Espero que tengamos vacunas ampliamente distribuidas, que se cumpla el compromiso de las Naciones Unidas, que sean a bajo costo y que los países que no puedan pagarlas igual las consigan. En particular la Fundación de Bill y Melinda Gates está haciendo un buen trabajo al respecto. En países como Australia, donde mantuvimos todo bajo control con el cierre de la llegada de aviones y una cuarentena estricta, estaremos quizá en posición de volver a la normalidad antes de que todos estén vacunados, ojalá durante la primera parte del año próximo.

Habrá mucho que reconstruir.

Espero que todos los países reflexionen. Uno de los aspectos a cambiar es que vivimos en un mundo muy injusto. Necesitamos pensar en cómo cambiar eso y reconstruir y mejorar las agencias internacionales. Claramente, tenemos que sacarnos de encima el liderazgo actual de Estados Unidos, que no quiere ser parte de este esfuerzo. Y si no, tendremos que seguir adelante sin ellos, habrá que ignorarlos.

¿Es optimista?

Creo que hay intentar hacer lo mejor posible. En el largo plazo, encaramos una serie de desafíos más peligrosos que el virus, como el cambio climático y la pérdida de biodiversidad. Mi país ha hecho mucho dinero con los combustibles fósiles y sería un terrible error si seguimos haciéndolo. Hay que parar. Hay que pensar en el largo plazo. Pero dudo que los sistemas políticos estén en condiciones de hacerlo. La única manera es que los jóvenes tomen el control, porque ellos entienden lo que pasa y sienten que su futuro está siendo amenazado. Y que hay que sacar al mundo de la codicia y la criminalidad de los que lo llevaron hasta acá.

¿Cree, como otros, que en el fondo esta es una crisis ambiental?

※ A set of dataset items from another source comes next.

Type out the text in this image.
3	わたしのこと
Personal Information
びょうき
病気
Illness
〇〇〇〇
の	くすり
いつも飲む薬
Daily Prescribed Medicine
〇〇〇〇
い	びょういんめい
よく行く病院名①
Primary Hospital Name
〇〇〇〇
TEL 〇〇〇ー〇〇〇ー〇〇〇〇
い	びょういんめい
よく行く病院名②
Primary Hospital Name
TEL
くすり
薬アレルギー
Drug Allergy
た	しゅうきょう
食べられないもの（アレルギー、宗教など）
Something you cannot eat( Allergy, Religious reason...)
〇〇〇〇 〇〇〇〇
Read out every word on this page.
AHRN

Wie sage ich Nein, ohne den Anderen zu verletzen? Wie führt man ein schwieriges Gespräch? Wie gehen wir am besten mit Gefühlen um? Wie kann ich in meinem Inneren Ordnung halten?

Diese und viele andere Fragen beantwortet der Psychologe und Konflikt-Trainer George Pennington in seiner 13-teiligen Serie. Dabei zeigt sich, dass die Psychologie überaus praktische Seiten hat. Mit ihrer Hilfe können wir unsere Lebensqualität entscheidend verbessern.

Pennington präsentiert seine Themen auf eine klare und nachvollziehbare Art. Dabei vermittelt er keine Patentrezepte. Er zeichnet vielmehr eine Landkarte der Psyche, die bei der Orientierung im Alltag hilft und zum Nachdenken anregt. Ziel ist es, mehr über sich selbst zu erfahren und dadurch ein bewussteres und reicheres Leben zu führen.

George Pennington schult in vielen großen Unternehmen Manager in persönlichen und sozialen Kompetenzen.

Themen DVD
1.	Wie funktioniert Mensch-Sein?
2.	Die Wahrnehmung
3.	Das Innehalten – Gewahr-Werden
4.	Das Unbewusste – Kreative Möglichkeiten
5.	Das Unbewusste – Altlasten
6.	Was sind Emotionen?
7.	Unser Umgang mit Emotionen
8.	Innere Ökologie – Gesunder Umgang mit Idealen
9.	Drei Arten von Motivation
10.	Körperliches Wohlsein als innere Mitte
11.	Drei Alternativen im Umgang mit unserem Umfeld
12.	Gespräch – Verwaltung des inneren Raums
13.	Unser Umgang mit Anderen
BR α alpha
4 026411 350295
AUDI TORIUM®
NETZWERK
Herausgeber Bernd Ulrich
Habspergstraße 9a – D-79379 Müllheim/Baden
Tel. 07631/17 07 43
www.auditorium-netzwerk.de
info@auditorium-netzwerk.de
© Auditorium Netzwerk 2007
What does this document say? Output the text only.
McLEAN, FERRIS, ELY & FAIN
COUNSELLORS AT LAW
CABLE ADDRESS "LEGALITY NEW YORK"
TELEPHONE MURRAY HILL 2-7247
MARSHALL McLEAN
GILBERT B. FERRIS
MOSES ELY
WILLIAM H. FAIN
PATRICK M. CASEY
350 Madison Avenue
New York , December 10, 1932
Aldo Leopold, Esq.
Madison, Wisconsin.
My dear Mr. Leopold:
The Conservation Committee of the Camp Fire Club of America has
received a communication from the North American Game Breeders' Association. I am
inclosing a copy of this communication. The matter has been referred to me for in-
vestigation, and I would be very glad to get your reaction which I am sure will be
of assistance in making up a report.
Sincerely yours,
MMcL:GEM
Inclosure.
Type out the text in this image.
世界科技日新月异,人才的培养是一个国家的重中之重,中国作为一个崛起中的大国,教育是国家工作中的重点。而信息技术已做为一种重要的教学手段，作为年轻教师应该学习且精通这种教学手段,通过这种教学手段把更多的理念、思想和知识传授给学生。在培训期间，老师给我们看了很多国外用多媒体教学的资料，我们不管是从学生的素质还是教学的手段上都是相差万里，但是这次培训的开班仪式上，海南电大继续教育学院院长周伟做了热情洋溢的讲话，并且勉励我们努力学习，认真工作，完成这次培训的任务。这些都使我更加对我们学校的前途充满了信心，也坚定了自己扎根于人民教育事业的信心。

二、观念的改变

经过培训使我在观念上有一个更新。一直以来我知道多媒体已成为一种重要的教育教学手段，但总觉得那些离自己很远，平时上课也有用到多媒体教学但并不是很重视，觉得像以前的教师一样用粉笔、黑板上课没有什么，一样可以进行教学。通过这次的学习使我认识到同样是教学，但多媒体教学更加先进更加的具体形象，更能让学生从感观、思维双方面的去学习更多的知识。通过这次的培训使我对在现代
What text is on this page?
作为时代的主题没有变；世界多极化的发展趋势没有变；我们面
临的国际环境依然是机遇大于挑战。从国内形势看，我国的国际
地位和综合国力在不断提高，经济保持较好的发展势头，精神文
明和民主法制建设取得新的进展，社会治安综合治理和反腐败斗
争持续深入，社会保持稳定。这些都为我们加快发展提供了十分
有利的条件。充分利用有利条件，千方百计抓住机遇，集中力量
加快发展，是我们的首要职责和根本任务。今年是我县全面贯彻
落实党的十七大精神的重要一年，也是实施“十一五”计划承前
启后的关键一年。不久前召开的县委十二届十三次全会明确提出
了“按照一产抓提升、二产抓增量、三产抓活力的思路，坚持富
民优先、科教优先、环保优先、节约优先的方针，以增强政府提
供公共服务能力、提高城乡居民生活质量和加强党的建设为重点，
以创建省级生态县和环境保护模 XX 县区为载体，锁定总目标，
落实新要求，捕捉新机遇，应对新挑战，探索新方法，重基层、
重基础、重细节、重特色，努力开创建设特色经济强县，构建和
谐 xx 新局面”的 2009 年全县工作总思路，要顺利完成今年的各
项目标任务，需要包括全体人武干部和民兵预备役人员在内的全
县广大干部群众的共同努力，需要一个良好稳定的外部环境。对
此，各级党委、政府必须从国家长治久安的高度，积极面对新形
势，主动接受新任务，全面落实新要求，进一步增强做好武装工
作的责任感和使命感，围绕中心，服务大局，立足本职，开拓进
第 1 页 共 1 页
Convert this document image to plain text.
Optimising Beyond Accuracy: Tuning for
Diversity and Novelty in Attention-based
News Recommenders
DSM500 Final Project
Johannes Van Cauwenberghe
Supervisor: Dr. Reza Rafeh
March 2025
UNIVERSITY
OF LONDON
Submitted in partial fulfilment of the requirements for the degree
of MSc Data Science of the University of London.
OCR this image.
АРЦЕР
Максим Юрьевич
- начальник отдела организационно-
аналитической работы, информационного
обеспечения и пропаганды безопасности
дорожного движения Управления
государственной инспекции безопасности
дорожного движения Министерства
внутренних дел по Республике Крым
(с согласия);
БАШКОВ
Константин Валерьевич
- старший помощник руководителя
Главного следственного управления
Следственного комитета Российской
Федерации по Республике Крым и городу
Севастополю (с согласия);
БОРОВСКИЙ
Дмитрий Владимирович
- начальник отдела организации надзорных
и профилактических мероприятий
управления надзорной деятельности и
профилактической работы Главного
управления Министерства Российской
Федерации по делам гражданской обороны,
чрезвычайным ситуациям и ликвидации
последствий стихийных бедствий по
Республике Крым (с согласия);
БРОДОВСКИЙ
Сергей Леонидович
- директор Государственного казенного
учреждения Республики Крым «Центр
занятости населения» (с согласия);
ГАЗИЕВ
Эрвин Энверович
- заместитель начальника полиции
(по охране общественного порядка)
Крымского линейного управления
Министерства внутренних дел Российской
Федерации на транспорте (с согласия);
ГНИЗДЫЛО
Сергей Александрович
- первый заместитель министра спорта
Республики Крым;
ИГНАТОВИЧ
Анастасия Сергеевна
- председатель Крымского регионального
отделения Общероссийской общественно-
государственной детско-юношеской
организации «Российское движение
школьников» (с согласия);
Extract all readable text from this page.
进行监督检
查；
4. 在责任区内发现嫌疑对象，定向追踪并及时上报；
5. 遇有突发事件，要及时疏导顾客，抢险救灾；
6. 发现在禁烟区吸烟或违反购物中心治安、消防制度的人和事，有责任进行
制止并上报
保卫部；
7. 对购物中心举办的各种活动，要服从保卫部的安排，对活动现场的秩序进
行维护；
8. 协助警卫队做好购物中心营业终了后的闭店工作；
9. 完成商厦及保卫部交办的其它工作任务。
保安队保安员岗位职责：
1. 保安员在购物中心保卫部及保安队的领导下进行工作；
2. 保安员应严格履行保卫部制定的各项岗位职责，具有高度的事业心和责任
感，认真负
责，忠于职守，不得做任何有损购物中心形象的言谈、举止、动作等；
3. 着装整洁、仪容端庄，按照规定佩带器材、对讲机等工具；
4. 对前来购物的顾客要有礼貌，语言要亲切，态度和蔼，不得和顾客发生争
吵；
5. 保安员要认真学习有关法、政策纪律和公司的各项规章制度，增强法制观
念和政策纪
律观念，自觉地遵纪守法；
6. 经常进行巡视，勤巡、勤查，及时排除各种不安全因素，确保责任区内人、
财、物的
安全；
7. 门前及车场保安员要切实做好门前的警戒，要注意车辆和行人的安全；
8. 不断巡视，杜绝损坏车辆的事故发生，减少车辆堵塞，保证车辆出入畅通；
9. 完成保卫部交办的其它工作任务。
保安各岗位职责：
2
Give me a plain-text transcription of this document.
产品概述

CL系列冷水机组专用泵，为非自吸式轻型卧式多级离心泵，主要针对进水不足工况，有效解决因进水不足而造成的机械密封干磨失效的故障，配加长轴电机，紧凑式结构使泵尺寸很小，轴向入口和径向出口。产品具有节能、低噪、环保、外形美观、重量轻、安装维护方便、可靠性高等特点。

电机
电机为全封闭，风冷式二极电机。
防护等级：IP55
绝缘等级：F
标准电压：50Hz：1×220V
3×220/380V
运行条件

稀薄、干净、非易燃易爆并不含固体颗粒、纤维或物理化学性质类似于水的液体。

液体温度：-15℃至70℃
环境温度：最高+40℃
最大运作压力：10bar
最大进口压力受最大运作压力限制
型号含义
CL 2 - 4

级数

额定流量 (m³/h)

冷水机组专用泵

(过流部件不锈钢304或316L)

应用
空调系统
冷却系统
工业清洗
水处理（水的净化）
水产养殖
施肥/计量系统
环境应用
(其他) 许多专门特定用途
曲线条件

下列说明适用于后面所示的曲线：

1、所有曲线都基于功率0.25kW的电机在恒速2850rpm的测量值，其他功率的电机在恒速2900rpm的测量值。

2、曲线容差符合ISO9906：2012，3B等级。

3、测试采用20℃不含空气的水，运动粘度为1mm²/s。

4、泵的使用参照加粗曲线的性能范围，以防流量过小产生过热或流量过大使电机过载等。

Parcialmente lo es, debido al enorme tamaño de la población, al hambre y a la cada vez más grande explotación de áreas remotas, como selvas y junglas. Por ahora los virus peligrosos vienen de China, pero podrían venir de América del Sur si se destruyen las selvas. La ciencia y las alarmas están ahí. Desde 2000 este es el tercer coronavirus infeccioso después del SARS y el MERS, que eran mucho más mortales. El Covid-19 es mortal en quizás 1% o menos, contra el 10% (SARS) y el 30% (MERS). Es el tercer virus de murciélagos que pasa a humanos en veinte años y tuvimos además la gripe A de un cerdo. Con los viajes internacionales masivos y cruceros, que básicamente son incubadoras de enfermedades infecciosas, estamos generando las condiciones para estas pandemias.